La situation des personnes reconnues réfugiées et des bénéficiaires de la protection subsidiaire fait l’objet de dispositions spécifiques.

Lorsqu’une personne s’est vu reconnaître la qualité de réfugié et dépose sur l’ANEF sa demande de carte de résident, une attestation de prolongation de l’instruction d’une durée de six mois renouvelable doit être mise à sa disposition. Cette attestation porte la mention « reconnu réfugié ».

Elle permet de justifier de la régularité du séjour et confère à son titulaire le droit d’exercer la profession de son choix dans les conditions prévues par les textes.

Une règle comparable s’applique au bénéficiaire de la protection subsidiaire lorsqu’il dépose sa demande de carte de séjour pluriannuelle. L’attestation, également valable six mois et renouvelable, doit porter la mention « a obtenu le bénéfice de la protection subsidiaire ».

Pour ces personnes, l’attestation doit donc normalement être mise à disposition dès la souscription de la demande, et non uniquement à l’approche de l’expiration d’un précédent titre.

L’absence d’attestation peut être particulièrement préjudiciable, alors même que le droit au séjour résulte déjà de la protection accordée par l’autorité compétente.

L’attestation de prolongation permet-elle de continuer à travailler ?

Lorsqu’elle concerne le renouvellement d’une carte de séjour qui autorisait l’exercice d’une activité professionnelle, l’attestation de prolongation de l’instruction permet en principe à son titulaire de continuer à travailler en France métropolitaine dans le cadre de la réglementation en vigueur.

L’article R. 431-15-2 du Code de l’entrée et du séjour des étrangers et du droit d’asile le prévoit expressément.

Un salarié qui sollicite dans les délais le renouvellement d’un titre l’autorisant à travailler doit donc normalement pouvoir poursuivre son activité grâce à cette attestation.
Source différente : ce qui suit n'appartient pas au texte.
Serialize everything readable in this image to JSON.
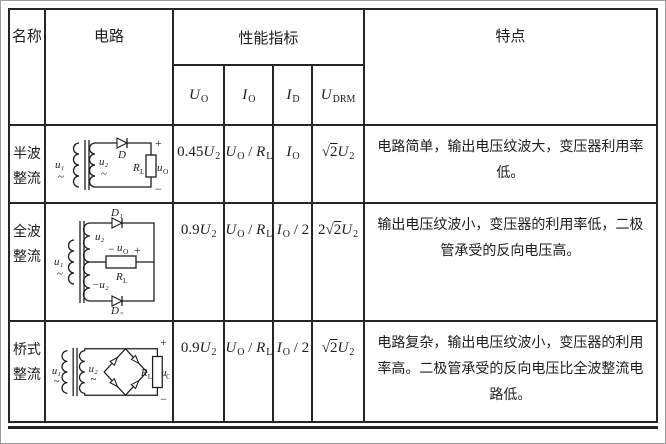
{
  "table": {
    "headers": {
      "name": "名称",
      "circuit": "电路",
      "performance": "性能指标",
      "features": "特点",
      "metrics": [
        [
          {
            "t": "i",
            "v": "U"
          },
          {
            "t": "sub",
            "v": "O"
          }
        ],
        [
          {
            "t": "i",
            "v": "I"
          },
          {
            "t": "sub",
            "v": "O"
          }
        ],
        [
          {
            "t": "i",
            "v": "I"
          },
          {
            "t": "sub",
            "v": "D"
          }
        ],
        [
          {
            "t": "i",
            "v": "U"
          },
          {
            "t": "sub",
            "v": "DRM"
          }
        ]
      ]
    },
    "rows": [
      {
        "name": "半波整流",
        "values": [
          [
            {
              "t": "n",
              "v": "0.45"
            },
            {
              "t": "i",
              "v": "U"
            },
            {
              "t": "sub",
              "v": "2"
            }
          ],
          [
            {
              "t": "i",
              "v": "U"
            },
            {
              "t": "sub",
              "v": "O"
            },
            {
              "t": "n",
              "v": " / "
            },
            {
              "t": "i",
              "v": "R"
            },
            {
              "t": "sub",
              "v": "L"
            }
          ],
          [
            {
              "t": "i",
              "v": "I"
            },
            {
              "t": "sub",
              "v": "O"
            }
          ],
          [
            {
              "t": "sqrt",
              "v": "2"
            },
            {
              "t": "i",
              "v": "U"
            },
            {
              "t": "sub",
              "v": "2"
            }
          ]
        ],
        "feature": "电路简单，输出电压纹波大，变压器利用率低。"
      },
      {
        "name": "全波整流",
        "values": [
          [
            {
              "t": "n",
              "v": "0.9"
            },
            {
              "t": "i",
              "v": "U"
            },
            {
              "t": "sub",
              "v": "2"
            }
          ],
          [
            {
              "t": "i",
              "v": "U"
            },
            {
              "t": "sub",
              "v": "O"
            },
            {
              "t": "n",
              "v": " / "
            },
            {
              "t": "i",
              "v": "R"
            },
            {
              "t": "sub",
              "v": "L"
            }
          ],
          [
            {
              "t": "i",
              "v": "I"
            },
            {
              "t": "sub",
              "v": "O"
            },
            {
              "t": "n",
              "v": " / 2"
            }
          ],
          [
            {
              "t": "n",
              "v": "2"
            },
            {
              "t": "sqrt",
              "v": "2"
            },
            {
              "t": "i",
              "v": "U"
            },
            {
              "t": "sub",
              "v": "2"
            }
          ]
        ],
        "feature": "输出电压纹波小，变压器的利用率低，二极管承受的反向电压高。"
      },
      {
        "name": "桥式整流",
        "values": [
          [
            {
              "t": "n",
              "v": "0.9"
            },
            {
              "t": "i",
              "v": "U"
            },
            {
              "t": "sub",
              "v": "2"
            }
          ],
          [
            {
              "t": "i",
              "v": "U"
            },
            {
              "t": "sub",
              "v": "O"
            },
            {
              "t": "n",
              "v": " / "
            },
            {
              "t": "i",
              "v": "R"
            },
            {
              "t": "sub",
              "v": "L"
            }
          ],
          [
            {
              "t": "i",
              "v": "I"
            },
            {
              "t": "sub",
              "v": "O"
            },
            {
              "t": "n",
              "v": " / 2"
            }
          ],
          [
            {
              "t": "sqrt",
              "v": "2"
            },
            {
              "t": "i",
              "v": "U"
            },
            {
              "t": "sub",
              "v": "2"
            }
          ]
        ],
        "feature": "电路复杂，输出电压纹波小，变压器的利用率高。二极管承受的反向电压比全波整流电路低。"
      }
    ],
    "circuit_labels": {
      "half": {
        "u1": "u₁",
        "tilde1": "~",
        "u2": "u₂",
        "tilde2": "~",
        "d": "D",
        "r": "R",
        "rsub": "L",
        "uo": "u",
        "uosub": "O",
        "plus": "+",
        "minus": "−"
      },
      "full": {
        "u1": "u₁",
        "tilde": "~",
        "u2": "u₂",
        "negu2": "−u₂",
        "d1": "D₁",
        "d2": "D₂",
        "r": "R",
        "rsub": "L",
        "uo": "u",
        "uosub": "O",
        "plus": "+",
        "minus": "−"
      },
      "bridge": {
        "u1": "u₁",
        "tilde1": "~",
        "u2": "u₂",
        "tilde2": "~",
        "r": "R",
        "rsub": "L",
        "uo": "u",
        "uosub": "O",
        "plus": "+",
        "minus": "−"
      }
    }
  }
}
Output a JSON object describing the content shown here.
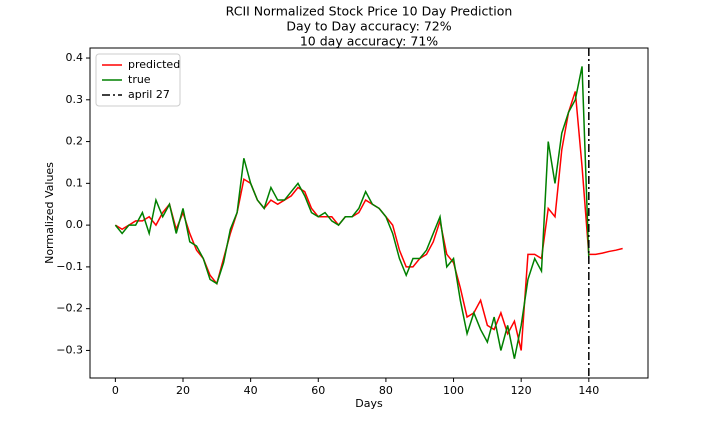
{
  "chart_data": {
    "type": "line",
    "title": [
      "RCII Normalized Stock Price 10 Day Prediction",
      "Day to Day accuracy: 72%",
      "10 day accuracy: 71%"
    ],
    "x_label": "Days",
    "y_label": "Normalized Values",
    "xlim": [
      -7.5,
      157.5
    ],
    "ylim": [
      -0.366,
      0.424
    ],
    "xticks": [
      0,
      20,
      40,
      60,
      80,
      100,
      120,
      140
    ],
    "yticks": [
      {
        "value": -0.3,
        "label": "−0.3"
      },
      {
        "value": -0.2,
        "label": "−0.2"
      },
      {
        "value": -0.1,
        "label": "−0.1"
      },
      {
        "value": 0,
        "label": "0.0"
      },
      0.1,
      0.2,
      0.3,
      0.4
    ],
    "legend": "upper left",
    "series": [
      {
        "name": "predicted",
        "color": "#ff0000",
        "x": [
          0,
          2,
          4,
          6,
          8,
          10,
          12,
          14,
          16,
          18,
          20,
          22,
          24,
          26,
          28,
          30,
          32,
          34,
          36,
          38,
          40,
          42,
          44,
          46,
          48,
          50,
          52,
          54,
          56,
          58,
          60,
          62,
          64,
          66,
          68,
          70,
          72,
          74,
          76,
          78,
          80,
          82,
          84,
          86,
          88,
          90,
          92,
          94,
          96,
          98,
          100,
          102,
          104,
          106,
          108,
          110,
          112,
          114,
          116,
          118,
          120,
          122,
          124,
          126,
          128,
          130,
          132,
          134,
          136,
          138,
          140,
          142,
          144,
          146,
          148,
          150
        ],
        "values": [
          0.0,
          -0.01,
          0.0,
          0.01,
          0.01,
          0.02,
          0.0,
          0.03,
          0.05,
          -0.01,
          0.03,
          -0.02,
          -0.06,
          -0.08,
          -0.12,
          -0.14,
          -0.08,
          -0.02,
          0.03,
          0.11,
          0.1,
          0.06,
          0.04,
          0.06,
          0.05,
          0.06,
          0.07,
          0.09,
          0.08,
          0.04,
          0.02,
          0.02,
          0.02,
          0.0,
          0.02,
          0.02,
          0.03,
          0.06,
          0.05,
          0.04,
          0.02,
          0.0,
          -0.06,
          -0.1,
          -0.1,
          -0.08,
          -0.07,
          -0.04,
          0.01,
          -0.07,
          -0.09,
          -0.15,
          -0.22,
          -0.21,
          -0.18,
          -0.24,
          -0.25,
          -0.21,
          -0.26,
          -0.23,
          -0.3,
          -0.07,
          -0.07,
          -0.08,
          0.04,
          0.02,
          0.18,
          0.27,
          0.32,
          0.14,
          -0.07,
          -0.07,
          -0.067,
          -0.063,
          -0.06,
          -0.056
        ]
      },
      {
        "name": "true",
        "color": "#008000",
        "x": [
          0,
          2,
          4,
          6,
          8,
          10,
          12,
          14,
          16,
          18,
          20,
          22,
          24,
          26,
          28,
          30,
          32,
          34,
          36,
          38,
          40,
          42,
          44,
          46,
          48,
          50,
          52,
          54,
          56,
          58,
          60,
          62,
          64,
          66,
          68,
          70,
          72,
          74,
          76,
          78,
          80,
          82,
          84,
          86,
          88,
          90,
          92,
          94,
          96,
          98,
          100,
          102,
          104,
          106,
          108,
          110,
          112,
          114,
          116,
          118,
          120,
          122,
          124,
          126,
          128,
          130,
          132,
          134,
          136,
          138,
          140
        ],
        "values": [
          0.0,
          -0.02,
          0.0,
          0.0,
          0.03,
          -0.02,
          0.06,
          0.02,
          0.05,
          -0.02,
          0.04,
          -0.04,
          -0.05,
          -0.08,
          -0.13,
          -0.14,
          -0.09,
          -0.01,
          0.03,
          0.16,
          0.1,
          0.06,
          0.04,
          0.09,
          0.06,
          0.06,
          0.08,
          0.1,
          0.07,
          0.03,
          0.02,
          0.03,
          0.01,
          0.0,
          0.02,
          0.02,
          0.04,
          0.08,
          0.05,
          0.04,
          0.02,
          -0.02,
          -0.08,
          -0.12,
          -0.08,
          -0.08,
          -0.06,
          -0.02,
          0.02,
          -0.1,
          -0.08,
          -0.18,
          -0.26,
          -0.21,
          -0.25,
          -0.28,
          -0.22,
          -0.3,
          -0.24,
          -0.32,
          -0.24,
          -0.13,
          -0.08,
          -0.11,
          0.2,
          0.1,
          0.22,
          0.27,
          0.3,
          0.38,
          -0.08
        ]
      }
    ],
    "vline": {
      "name": "april 27",
      "x": 140,
      "color": "#000000"
    }
  }
}
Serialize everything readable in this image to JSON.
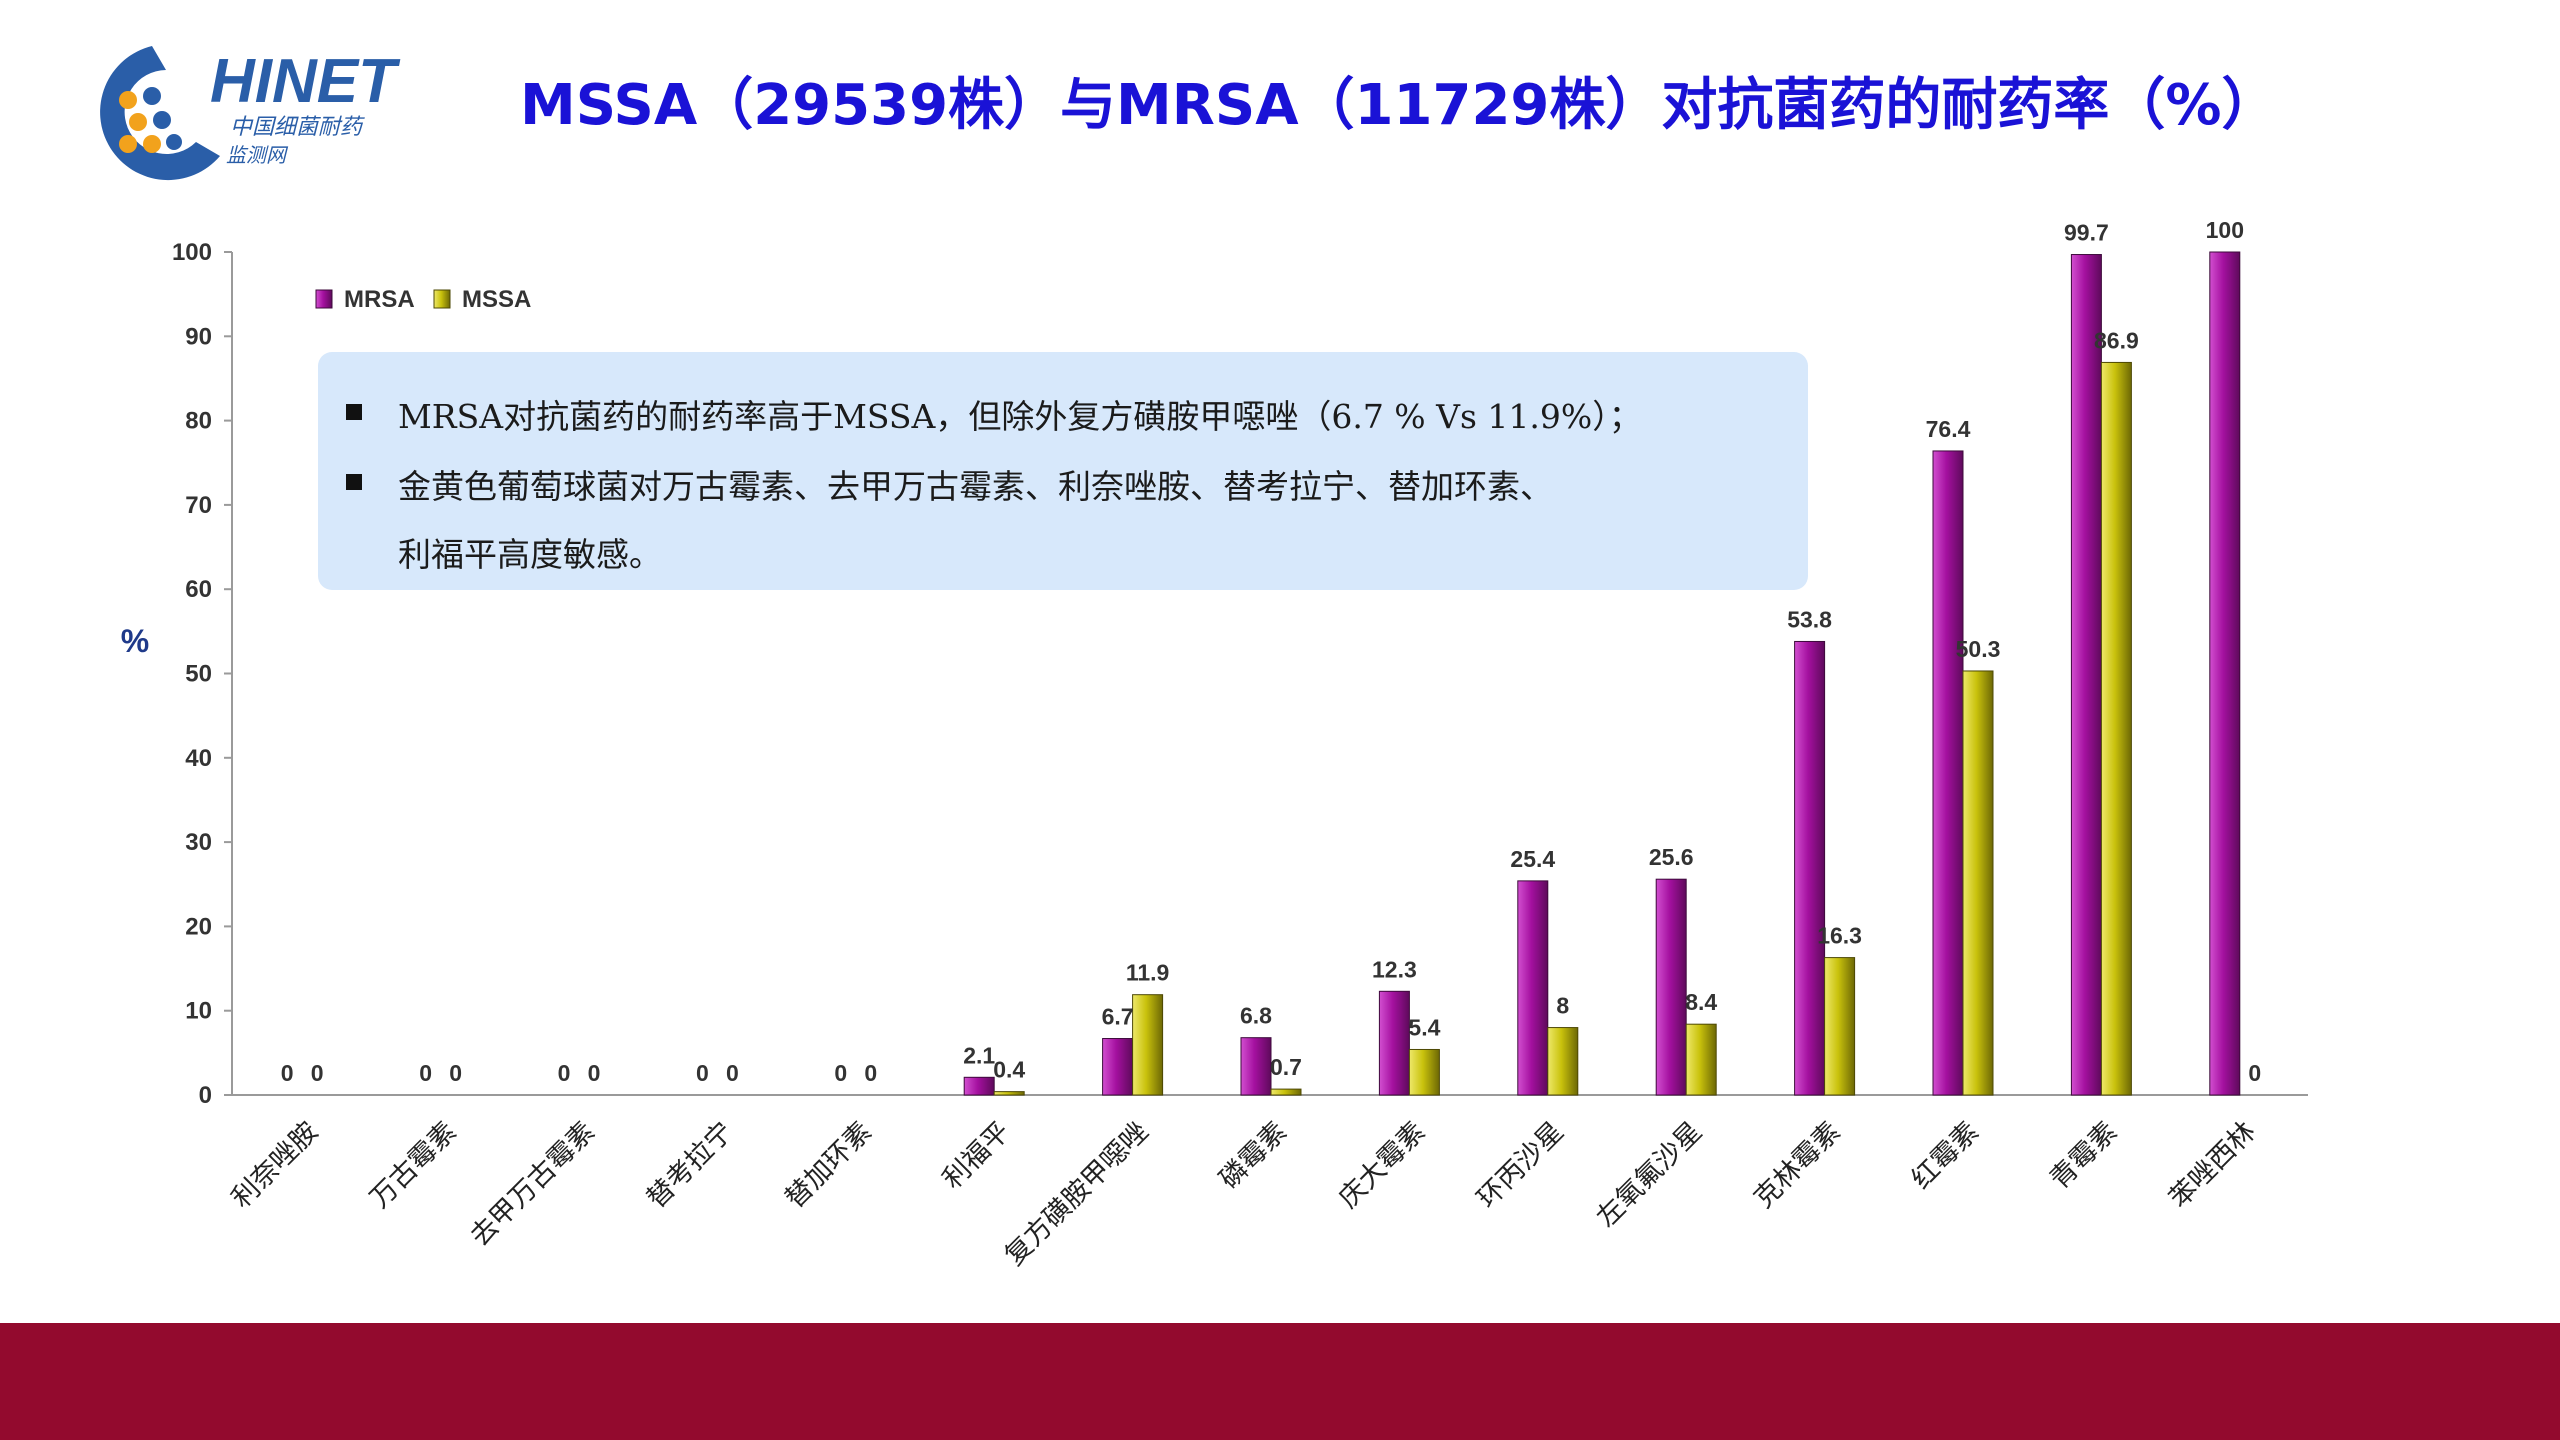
{
  "logo": {
    "brand": "HINET",
    "subtitle_1": "中国细菌耐药",
    "subtitle_2": "监测网"
  },
  "title": "MSSA（29539株）与MRSA（11729株）对抗菌药的耐药率（%）",
  "note": {
    "line1": "MRSA对抗菌药的耐药率高于MSSA，但除外复方磺胺甲噁唑（6.7 % Vs 11.9%）；",
    "line2": "金黄色葡萄球菌对万古霉素、去甲万古霉素、利奈唑胺、替考拉宁、替加环素、",
    "line3": "利福平高度敏感。"
  },
  "colors": {
    "mrsa": "#a4109f",
    "mssa": "#c9c20c",
    "title": "#1a12d6",
    "footer": "#930a2e",
    "note_bg": "#d7e8fb"
  },
  "chart_data": {
    "type": "bar",
    "ylabel": "%",
    "xlabel": "",
    "ylim": [
      0,
      100
    ],
    "yticks": [
      0,
      10,
      20,
      30,
      40,
      50,
      60,
      70,
      80,
      90,
      100
    ],
    "grid": false,
    "legend_position": "top-left",
    "categories": [
      "利奈唑胺",
      "万古霉素",
      "去甲万古霉素",
      "替考拉宁",
      "替加环素",
      "利福平",
      "复方磺胺甲噁唑",
      "磷霉素",
      "庆大霉素",
      "环丙沙星",
      "左氧氟沙星",
      "克林霉素",
      "红霉素",
      "青霉素",
      "苯唑西林"
    ],
    "series": [
      {
        "name": "MRSA",
        "values": [
          0,
          0,
          0,
          0,
          0,
          2.1,
          6.7,
          6.8,
          12.3,
          25.4,
          25.6,
          53.8,
          76.4,
          99.7,
          100
        ]
      },
      {
        "name": "MSSA",
        "values": [
          0,
          0,
          0,
          0,
          0,
          0.4,
          11.9,
          0.7,
          5.4,
          8,
          8.4,
          16.3,
          50.3,
          86.9,
          0
        ]
      }
    ]
  }
}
En pratique, son absence ou son expiration peut néanmoins conduire l’employeur à suspendre le contrat de travail, faute de pouvoir vérifier l’existence d’une autorisation de travail en cours de validité.

Il est alors important de distinguer l’attestation de prolongation de la simple confirmation de dépôt. La seule attestation de dépôt ANEF ne suffit généralement pas à rassurer juridiquement l’employeur, puisqu’elle ne justifie pas de la régularité du séjour et ne prolonge pas, par elle-même, le droit au travail.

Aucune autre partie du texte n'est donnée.